The Crown

Bentang Pustaka
Chapter #3

Chapter 3

“Saya?”

“Kamu.”

“Apa Anda yakin?”

Aku mencengkeram bahu Neena. “Kamu selalu memberitahuku yang sebenarnya, bahkan sekalipun aku tidak senang mendengarnya. Kamu sudah bertahan menghadapi yang terburuk dariku, dan kamu ini terlalu pintar untuk menghabiskan hari-harimu dengan melipat cucian.”

Neena berseri-seri, mengerjap-ngerjapkan matanya. “Seorang Lady Asisten Pribadi ... apa pula artinya itu?”

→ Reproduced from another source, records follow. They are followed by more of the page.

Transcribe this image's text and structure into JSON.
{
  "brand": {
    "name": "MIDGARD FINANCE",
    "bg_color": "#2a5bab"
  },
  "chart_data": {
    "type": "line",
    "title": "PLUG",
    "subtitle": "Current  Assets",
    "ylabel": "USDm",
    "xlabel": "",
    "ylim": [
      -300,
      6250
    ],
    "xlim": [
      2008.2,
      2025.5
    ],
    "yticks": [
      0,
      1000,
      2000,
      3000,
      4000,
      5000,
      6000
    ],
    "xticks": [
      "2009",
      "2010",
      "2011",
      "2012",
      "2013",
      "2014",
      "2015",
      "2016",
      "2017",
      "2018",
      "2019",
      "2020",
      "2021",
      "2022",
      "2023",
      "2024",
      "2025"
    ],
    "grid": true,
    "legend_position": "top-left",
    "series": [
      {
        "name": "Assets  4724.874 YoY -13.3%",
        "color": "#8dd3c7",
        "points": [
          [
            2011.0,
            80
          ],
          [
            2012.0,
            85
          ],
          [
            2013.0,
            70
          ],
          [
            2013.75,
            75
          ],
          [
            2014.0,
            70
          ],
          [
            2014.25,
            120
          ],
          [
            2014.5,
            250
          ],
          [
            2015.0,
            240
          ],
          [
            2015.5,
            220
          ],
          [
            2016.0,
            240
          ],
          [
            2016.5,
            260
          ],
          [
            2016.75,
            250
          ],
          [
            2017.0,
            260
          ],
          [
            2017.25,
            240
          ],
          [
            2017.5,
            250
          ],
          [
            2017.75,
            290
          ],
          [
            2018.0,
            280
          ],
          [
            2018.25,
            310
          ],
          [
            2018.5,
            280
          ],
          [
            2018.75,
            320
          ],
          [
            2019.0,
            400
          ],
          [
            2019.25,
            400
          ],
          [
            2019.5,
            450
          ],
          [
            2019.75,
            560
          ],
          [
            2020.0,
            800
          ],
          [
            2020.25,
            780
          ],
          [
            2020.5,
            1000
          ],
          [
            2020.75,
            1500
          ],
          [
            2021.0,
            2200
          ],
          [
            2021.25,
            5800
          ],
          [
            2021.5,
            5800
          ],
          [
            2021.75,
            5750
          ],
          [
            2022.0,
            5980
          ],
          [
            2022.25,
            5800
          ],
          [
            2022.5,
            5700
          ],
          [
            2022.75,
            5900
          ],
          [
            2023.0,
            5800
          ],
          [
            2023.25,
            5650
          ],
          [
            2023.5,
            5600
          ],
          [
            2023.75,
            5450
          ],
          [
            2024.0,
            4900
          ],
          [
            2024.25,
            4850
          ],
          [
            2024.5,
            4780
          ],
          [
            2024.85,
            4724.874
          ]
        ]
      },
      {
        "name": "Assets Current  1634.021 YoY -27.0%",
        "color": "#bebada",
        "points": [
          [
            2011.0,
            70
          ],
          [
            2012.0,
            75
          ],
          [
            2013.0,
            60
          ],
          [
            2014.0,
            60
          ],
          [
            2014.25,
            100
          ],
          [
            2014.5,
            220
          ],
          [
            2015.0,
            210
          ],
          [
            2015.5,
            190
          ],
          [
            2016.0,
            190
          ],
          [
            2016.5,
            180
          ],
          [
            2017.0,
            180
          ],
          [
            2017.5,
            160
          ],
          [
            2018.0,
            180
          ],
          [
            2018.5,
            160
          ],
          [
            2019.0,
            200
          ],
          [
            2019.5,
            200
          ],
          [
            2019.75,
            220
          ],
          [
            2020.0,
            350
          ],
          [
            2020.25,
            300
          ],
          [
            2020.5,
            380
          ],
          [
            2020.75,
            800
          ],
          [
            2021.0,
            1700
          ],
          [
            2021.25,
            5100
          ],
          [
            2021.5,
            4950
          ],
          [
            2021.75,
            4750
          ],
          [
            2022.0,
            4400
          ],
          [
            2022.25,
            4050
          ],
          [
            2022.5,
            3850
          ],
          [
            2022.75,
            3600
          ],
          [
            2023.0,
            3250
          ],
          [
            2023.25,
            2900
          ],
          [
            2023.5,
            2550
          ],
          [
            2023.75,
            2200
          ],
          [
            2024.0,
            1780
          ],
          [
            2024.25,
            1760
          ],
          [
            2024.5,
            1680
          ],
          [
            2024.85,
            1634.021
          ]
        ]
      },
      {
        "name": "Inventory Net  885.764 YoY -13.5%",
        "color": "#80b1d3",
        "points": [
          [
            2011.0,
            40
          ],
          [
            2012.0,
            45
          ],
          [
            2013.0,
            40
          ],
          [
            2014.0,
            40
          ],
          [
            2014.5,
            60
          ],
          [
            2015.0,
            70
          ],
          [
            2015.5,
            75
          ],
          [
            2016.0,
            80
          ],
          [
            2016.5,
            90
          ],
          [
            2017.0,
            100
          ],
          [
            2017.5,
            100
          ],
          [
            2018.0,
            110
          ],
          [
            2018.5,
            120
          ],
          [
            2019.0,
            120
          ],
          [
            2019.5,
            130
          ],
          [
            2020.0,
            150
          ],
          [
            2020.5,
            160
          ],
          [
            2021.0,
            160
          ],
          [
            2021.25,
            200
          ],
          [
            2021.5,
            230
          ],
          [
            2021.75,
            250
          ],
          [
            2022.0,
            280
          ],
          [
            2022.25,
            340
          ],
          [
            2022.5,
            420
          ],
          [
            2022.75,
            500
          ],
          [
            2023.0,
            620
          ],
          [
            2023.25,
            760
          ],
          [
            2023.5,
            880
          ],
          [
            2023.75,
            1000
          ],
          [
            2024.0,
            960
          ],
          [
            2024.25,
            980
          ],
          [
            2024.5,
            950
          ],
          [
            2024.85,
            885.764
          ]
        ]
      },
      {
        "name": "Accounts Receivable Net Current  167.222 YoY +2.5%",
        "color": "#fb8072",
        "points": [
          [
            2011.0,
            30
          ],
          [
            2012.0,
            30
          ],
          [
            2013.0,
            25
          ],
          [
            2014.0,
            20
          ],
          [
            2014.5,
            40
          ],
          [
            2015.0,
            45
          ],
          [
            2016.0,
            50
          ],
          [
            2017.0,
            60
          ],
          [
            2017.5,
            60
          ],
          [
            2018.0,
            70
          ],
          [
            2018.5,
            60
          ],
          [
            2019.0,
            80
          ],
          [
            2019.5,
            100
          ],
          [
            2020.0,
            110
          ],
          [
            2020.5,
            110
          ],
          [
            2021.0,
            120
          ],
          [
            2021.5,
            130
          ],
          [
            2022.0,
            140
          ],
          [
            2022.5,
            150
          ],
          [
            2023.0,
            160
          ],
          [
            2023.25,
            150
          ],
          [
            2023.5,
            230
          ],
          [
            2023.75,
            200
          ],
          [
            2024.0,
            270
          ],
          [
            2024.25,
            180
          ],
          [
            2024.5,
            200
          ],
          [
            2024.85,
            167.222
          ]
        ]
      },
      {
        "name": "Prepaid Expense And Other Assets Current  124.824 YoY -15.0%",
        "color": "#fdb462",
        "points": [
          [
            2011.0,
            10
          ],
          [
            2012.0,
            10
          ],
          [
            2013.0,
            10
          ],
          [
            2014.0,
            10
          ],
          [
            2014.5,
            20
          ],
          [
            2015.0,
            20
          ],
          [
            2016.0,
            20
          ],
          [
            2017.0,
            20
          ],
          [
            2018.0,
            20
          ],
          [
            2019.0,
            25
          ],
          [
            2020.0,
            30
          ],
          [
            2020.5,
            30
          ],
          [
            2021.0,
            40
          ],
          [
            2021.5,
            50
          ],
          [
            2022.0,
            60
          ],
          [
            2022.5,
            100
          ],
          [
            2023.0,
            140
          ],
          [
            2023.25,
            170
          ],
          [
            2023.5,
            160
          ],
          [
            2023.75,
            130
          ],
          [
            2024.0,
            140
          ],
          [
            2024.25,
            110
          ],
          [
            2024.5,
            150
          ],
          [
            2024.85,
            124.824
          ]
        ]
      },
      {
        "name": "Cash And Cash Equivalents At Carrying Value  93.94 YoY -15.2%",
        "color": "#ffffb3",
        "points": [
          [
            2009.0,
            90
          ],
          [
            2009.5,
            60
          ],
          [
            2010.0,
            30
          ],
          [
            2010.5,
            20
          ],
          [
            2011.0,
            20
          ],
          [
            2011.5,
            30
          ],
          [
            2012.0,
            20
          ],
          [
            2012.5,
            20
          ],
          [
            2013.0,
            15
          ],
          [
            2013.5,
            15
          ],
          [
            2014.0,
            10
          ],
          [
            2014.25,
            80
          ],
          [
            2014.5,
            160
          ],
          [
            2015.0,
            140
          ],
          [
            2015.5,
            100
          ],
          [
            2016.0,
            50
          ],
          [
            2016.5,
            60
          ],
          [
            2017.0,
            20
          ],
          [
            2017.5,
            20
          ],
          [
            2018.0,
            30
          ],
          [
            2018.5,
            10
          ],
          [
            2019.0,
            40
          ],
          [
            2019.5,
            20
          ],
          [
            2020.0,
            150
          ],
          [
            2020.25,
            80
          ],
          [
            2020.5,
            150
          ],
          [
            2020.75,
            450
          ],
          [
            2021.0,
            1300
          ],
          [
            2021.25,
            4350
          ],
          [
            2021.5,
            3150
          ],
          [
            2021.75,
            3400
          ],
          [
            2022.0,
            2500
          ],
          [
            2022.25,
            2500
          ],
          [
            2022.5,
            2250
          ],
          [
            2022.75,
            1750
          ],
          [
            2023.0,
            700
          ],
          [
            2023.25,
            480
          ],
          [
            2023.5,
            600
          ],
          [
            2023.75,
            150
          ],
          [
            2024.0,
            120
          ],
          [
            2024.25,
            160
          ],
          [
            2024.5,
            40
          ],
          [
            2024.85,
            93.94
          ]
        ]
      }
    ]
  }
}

“Well, itu adalah campuran dari menjadi seorang teman, yang sudah merupakan dirimu, dan membantuku dengan sisi pekerjaanku yang nggak terlalu glamor, seperti menjadwalkan janji-janji dan memastikan aku ingat untuk makan.”

“Saya rasa saya bisa menanganinya,” kata Neena seraya tersenyum.

“Oh, oh, oh, dan”—aku mengangkat kedua tanganku, mempersiapkan Neena untuk bagian yang mungkin paling menarik dari pekerjaan ini—“itu artinya kamu nggak harus memakai seragam itu lagi. Jadi, ganti baju sana.”

Neena tertawa kecil. “Saya tidak tahu apakah saya punya sesuatu yang pantas. Tapi, saya akan mengumpulkan sesuatu untuk besok.”

“Omong kosong. Tinggal cari-cari saja di lemariku.”

Mulut Neena menganga lebar. “Saya tidak bisa.”

“Ummm, kamu bisa dan kamu harus.” Aku menunjuk ke pintu-pintu lemari. “Ganti bajulah, temui aku di kantor, dan kita akan menyelesaikan apa pun yang datang hari ini.”

Neena mengangguk, dan seolah-olah kami sudah melakukannya ribuan kali, Neena merangkulkan kedua lengannya ke tubuhku.

“Terima kasih.”

“Akulah yang berterima kasih,” aku bersikeras.

“Saya tidak akan mengecewakan Anda.”

Aku menarik diriku ke belakang, mengamati Neena. “Aku tahu. Ngomong-ngomong, pekerjaan pertamamu adalah memilihkan pelayan baru untukku.”

“Tidak masalah.”

“Bagus sekali. Sampai ketemu nanti.”

Aku melenggang dari kamarku. Merasa lebih baik karena mengetahui bahwa aku memiliki orang-orang di pihakku. Jenderal Leger akan menjadi penghubungku ke Mom dan Dad, Lady Brice akan menjadi kepala penasihatku, dan Neena akan membantuku memanggul beban kerjaku.

Sekarang ini belum selesai satu hari, dan aku sudah memahami kenapa Mom berpikir aku akan membutuhkan seorang pasangan. Dan, sungguh, aku masih berniat menemukan pasangan. Aku hanya butuh sedikit waktu mencari tahu bagaimana caranya.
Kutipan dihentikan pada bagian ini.